Leona Brown

VFR: Leona, please tell us about yourself and how a workshop on medicinal plants changed path of your life.

Leona Brown: My name is Leona Brown, and I am a Gitxsan and Nisga’a mother of three children and of the Fireweed House and the Killer Whale Clan. I am an Indigenous Independent Cultural Facilitator, and I gained three years of training in Land and Lives around the Indigenous Culture with the Resurfacing History Program coordinated by Jolene Andrew.

This work has become my Healing Journey and the grassroots teachings and knowledge that I share with my children. This knowledge is important to know who we are and where we come from and how we live with the lands and waterways around us.

As a Gitxsan Refugee living on the unceded territories of Musqueam, Squamish, and Tsleil-Waututh Nations, I have been taking on land-based work here in the city and thrive as an ambassador to the work Resurfacing History has taught me around Indigenous food and resources that we harvest in the city.

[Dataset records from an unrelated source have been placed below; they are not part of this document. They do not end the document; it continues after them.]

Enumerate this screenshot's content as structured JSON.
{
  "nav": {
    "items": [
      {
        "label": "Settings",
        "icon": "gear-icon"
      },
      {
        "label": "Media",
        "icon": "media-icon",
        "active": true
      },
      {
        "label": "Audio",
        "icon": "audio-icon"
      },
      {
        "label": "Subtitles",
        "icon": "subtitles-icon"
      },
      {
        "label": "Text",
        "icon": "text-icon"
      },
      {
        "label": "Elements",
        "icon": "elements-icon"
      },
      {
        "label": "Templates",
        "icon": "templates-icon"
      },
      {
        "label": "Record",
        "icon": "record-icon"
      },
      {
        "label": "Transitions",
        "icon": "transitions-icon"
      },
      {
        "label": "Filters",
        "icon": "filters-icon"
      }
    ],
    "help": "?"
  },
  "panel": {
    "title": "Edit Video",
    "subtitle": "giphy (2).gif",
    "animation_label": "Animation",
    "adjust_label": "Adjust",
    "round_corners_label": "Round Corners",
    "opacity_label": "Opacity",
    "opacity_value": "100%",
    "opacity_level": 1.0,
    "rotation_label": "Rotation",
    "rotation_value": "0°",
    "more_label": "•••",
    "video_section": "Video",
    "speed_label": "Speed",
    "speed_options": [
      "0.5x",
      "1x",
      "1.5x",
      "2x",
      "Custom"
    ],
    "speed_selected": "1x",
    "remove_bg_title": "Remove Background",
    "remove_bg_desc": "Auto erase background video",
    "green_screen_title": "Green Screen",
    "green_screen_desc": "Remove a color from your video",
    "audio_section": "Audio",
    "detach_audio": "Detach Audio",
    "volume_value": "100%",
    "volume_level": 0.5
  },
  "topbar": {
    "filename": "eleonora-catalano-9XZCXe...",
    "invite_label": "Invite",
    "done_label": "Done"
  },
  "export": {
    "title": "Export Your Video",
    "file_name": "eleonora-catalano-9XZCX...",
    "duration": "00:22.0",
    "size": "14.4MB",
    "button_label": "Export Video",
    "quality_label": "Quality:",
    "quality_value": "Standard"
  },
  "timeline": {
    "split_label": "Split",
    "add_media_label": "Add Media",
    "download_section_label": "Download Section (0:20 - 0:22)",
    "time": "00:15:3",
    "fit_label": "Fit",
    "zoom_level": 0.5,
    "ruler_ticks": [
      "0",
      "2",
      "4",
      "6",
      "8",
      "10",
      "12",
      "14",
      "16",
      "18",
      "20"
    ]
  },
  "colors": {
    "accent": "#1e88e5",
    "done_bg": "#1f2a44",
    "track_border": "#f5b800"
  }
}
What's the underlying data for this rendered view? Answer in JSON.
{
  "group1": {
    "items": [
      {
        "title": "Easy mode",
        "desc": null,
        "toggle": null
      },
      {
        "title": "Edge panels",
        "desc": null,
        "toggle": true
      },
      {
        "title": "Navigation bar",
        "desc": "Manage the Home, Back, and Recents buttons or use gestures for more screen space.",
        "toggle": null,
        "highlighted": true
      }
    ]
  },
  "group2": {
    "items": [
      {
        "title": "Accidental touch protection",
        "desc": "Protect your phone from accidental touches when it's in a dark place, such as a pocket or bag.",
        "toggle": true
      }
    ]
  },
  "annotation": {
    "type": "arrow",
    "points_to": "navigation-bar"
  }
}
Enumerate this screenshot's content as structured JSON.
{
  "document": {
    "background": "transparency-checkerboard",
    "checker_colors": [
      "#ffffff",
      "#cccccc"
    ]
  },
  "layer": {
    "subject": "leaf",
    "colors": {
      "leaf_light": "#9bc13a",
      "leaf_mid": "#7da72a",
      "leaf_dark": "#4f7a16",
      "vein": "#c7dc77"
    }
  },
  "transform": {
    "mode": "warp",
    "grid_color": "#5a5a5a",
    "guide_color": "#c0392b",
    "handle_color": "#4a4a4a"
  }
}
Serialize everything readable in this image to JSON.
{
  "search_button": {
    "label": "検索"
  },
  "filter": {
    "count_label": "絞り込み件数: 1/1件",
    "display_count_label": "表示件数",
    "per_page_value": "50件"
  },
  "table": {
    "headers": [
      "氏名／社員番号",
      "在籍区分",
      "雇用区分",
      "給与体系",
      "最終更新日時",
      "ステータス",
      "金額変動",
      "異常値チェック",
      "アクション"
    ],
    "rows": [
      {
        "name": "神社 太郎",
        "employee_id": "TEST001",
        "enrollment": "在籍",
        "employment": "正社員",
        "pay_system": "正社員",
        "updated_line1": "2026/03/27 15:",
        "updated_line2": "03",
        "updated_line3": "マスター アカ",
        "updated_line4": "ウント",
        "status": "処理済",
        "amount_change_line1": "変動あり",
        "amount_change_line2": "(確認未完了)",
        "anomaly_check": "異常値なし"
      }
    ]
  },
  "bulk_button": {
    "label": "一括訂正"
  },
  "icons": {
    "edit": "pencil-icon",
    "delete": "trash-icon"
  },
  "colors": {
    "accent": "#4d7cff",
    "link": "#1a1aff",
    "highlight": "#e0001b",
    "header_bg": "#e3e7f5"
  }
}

I advocate at every opportunity, with the Vancouver School Board, the City of Vancouver, and the Vancouver Board of Parks and Recreation, for opportunities for Indigenous Peoples to relearn our culture on the lands and waterways that we live on and actively talk of Reconciliation.

When I initially began training in Indigenous medicinal plant work, I had no idea it would bring me to where I am today, an active advocate and voice for Indigenous Peoples.

VFR: In our conversation, you mentioned, “I didn’t know how to be Indigenous.” Can you please share about this realization and what came after?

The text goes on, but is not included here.